The Watch also included an electrocardiogram feature that measures a user's heart rate (that's more in-depth than simply measuring a pulse). But Apple couldn't get the health tracking features to work in the way it wanted. It found that people with hairy arms or dry skin had trouble using the health monitors. And the watch didn't work properly on people who wore it too loosely around their wrist.

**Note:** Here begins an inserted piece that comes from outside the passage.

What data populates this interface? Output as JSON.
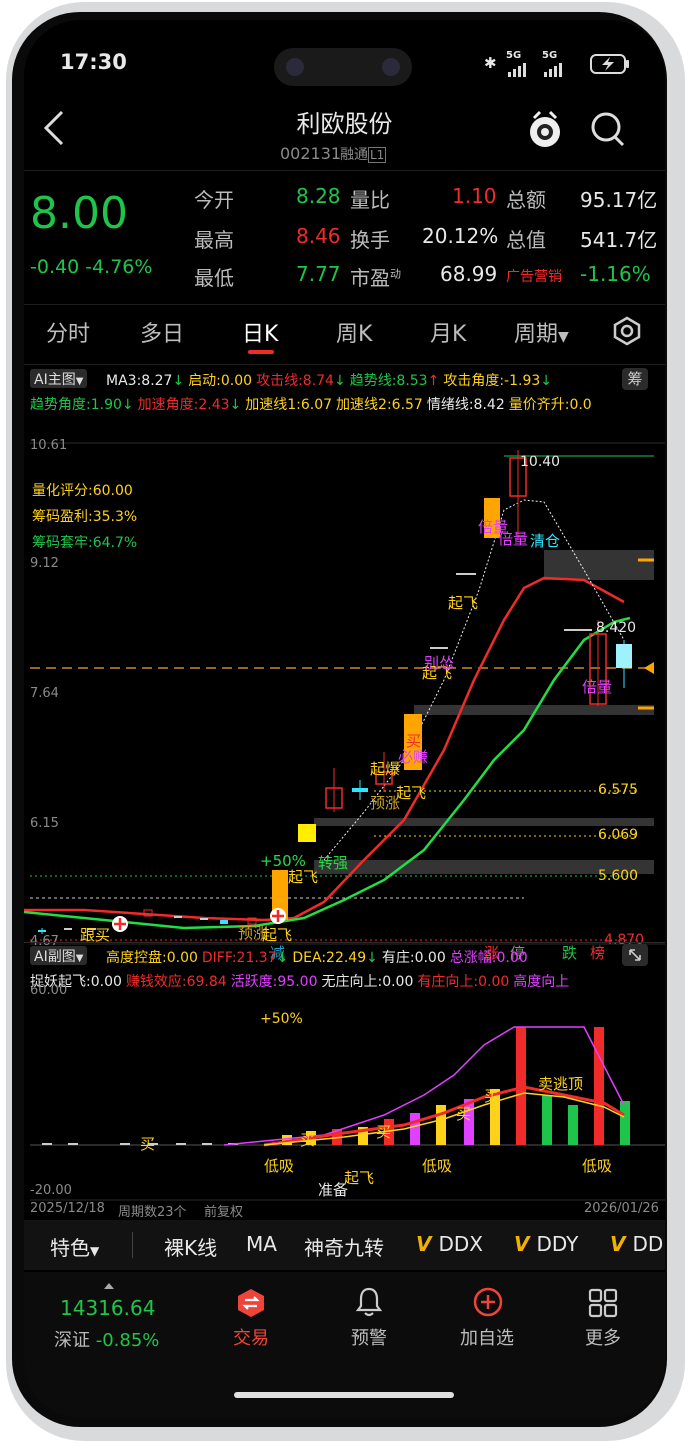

Other features that didn't make it into the final Apple Watch were blood pressure and blood oxygen level tracking, according to The Wall Street Journal. They would have been tricky for Apple to include because providing medical advice or guidance from that data comes under the regulation of the FDA (Food and Drug Administration) in the US. We do know, however, that Apple secretly met with the FDA in 2013 to find out what features would come under the agency's regulation.
Eventually, Apple was forced to cut the advanced health tracking features from the Apple Watch because it simply couldn't get them to work. That doesn't mean that it isn't going to add them back in future versions of the device, though.
Elsewhere in its article, the Wall Street Journal says that the Apple Watch was known at Apple by the name "black hole" because it kept drawing in more and more resources. Development of the device reportedly took over four years.